Adherence to discharge processes before and after intervention implementation and 12 months after the intervention period
| Preintervention adherence* (%) | Postintervention adherence* (%) | OR† (95% CI) | p Value | Adherence sustainability period (%)* | p Value‡ | |
| Primary outcome | ||||||
| Composite score§ | Site 1 n=292 | Site 1 n=274 | Site 1 n=294 | |||
| Combined | 73 | 89 | NA | <0.001 | 85 | 0.08 |
| Site 1 | 79 | 86 | NA | 0.3 | 83 | 0.3 |
| Site 2 | 60 | 93 | NA | <0.001 | 91 | 0.5 |
| Secondary outcomes | ||||||
| Antihypertensive medication | Site 1 n=116 | Site 1 n=102 | Site 1 n=117 | |||
| Combined (adjusted) | 61 | 79 | 2.3 (1.4 to 3.8) | 0.001 | 77 | 0.7 |
| Site 1 | 63 | 73 | 1.6 (0.9 to 2.8) | 0.1 | 74 | 0.9 |
| Site 2 | 57 | 89 | 6.5 (2.3 to 18.3) | <0.001 | 85 | 0.5 |
| Antiplatelet therapy | Site 1 n=105 | Site 1 n=90 | Site 1 n=105 | |||
| Combined (adjusted) | 88 | 96 | 3.0 (1.1 to 7.8) | 0.03 | 89 | 0.02 |
| Site 1 | 89 | 93 | 1.8 (0.6 to 5.0) | 0.3 | 85 | 0.08 |
| Site 2 | 88 | 100 | NA¶ | 0.01 | 98 | 0.3 |
| Discharge care plan | Site 1 n=71 | Site 1 n=82 | Site 1 n=72 | |||
| Combined (adjusted) | 72 | 94 | 9.7 (3.9 to 24.1) | <0.001 | 92 | 0.5 |
| Site 1 | 93 | 96 | 2.0 (0.5 to 8.7) | 0.4 | 93 | 0.4 |
| Site 2 | 37 | 91 | 18.0 (5.9 to 55.0) | <0.001 | 91 | 1.0 |
| Gap score using benchmark for composite outcome | Site 1 n=292 | Site 1 n=274 | Site 1 n=294 | |||
| Combined** | 85 | 94 | NA | <0.001 | 94 | 1.0 |
| Site 1 | 92 | 91 | NA | 0.7 | 91 | 1.0 |
| Site 2 | 69 | 98 | NA | <0.001 | 100 | 0.1 |
n refers to the combined number eligible for the two sites.

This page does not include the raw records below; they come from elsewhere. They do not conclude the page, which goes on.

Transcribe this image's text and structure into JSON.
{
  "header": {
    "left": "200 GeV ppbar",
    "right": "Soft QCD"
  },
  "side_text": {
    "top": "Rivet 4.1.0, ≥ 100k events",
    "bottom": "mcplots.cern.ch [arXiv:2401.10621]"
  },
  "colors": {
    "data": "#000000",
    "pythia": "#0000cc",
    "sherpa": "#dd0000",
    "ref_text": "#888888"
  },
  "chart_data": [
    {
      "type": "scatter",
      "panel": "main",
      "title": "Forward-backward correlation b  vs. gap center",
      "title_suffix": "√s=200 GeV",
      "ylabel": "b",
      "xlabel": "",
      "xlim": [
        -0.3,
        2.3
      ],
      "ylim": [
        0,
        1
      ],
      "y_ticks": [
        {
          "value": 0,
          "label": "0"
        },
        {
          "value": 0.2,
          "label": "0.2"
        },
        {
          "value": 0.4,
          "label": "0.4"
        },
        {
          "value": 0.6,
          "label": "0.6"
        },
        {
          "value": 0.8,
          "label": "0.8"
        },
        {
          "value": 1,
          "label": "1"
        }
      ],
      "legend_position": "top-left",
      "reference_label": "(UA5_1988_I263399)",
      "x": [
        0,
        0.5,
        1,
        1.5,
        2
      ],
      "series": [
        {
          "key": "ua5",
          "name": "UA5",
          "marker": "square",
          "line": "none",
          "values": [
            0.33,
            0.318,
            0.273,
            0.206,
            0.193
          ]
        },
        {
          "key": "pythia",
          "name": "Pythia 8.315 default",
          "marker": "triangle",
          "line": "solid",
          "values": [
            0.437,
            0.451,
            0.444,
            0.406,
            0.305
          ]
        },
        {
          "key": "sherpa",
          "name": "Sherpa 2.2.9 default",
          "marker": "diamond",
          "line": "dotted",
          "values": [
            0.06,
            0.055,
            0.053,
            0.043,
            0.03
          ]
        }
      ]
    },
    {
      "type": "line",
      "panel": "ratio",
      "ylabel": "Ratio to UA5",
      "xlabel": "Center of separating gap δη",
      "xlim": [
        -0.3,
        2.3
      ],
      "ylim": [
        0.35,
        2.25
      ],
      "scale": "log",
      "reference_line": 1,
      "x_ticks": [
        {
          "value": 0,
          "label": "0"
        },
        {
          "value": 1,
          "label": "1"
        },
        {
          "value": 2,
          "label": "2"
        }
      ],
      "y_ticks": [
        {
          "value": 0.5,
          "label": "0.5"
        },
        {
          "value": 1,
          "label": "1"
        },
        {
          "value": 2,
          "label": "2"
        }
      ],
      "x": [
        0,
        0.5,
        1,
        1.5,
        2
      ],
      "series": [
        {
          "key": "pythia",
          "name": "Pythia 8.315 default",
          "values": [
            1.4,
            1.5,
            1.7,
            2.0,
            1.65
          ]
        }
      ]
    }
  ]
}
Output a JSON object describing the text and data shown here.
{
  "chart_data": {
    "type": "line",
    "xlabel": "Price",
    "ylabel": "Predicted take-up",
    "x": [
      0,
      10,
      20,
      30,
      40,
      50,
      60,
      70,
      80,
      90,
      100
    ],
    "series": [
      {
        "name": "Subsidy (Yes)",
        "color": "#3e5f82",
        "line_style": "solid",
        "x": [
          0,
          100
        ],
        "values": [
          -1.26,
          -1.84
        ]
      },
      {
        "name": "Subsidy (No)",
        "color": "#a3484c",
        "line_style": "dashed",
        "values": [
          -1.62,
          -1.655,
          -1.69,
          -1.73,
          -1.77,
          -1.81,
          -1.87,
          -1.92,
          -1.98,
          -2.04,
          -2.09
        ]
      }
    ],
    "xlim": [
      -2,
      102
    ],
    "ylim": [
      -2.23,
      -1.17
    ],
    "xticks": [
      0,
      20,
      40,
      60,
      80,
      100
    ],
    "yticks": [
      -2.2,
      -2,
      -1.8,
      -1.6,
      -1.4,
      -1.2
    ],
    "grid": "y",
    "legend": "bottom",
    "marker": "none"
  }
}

Preintervention period: January–March 2014, postintervention period: October–December 2014 and sustainability period: October–December 2015.
*Scores calculated as the number of patients who received the intervention divided by the number of patients eligible for the intervention.
†ORs adjusted for clustering using multilevel analysis (levels patient and hospital).
‡Compared with postintervention scores.
§Calculated as the total number that received the care processes divided by the total number eligible across all three care processes.
¶Unable to report OR where there was zero non-compliance in postintervention period.
**The gap score is the adjusted adherence divided by the benchmark. Benchmarks were calculated separately for each time period to account for any secular changes that may have occurred independent of the intervention. A higher score indicates that the site score is closer to the benchmark. Scores of 100% indicate that the site is equivalent to the benchmark. ORs using patient-level data for the gap scores could not be calculated.
Figure 2Overall changes in adherence across different time periods for the pilot sites and non-participation hospitals. STELAR, shared team efforts leading to adherence results.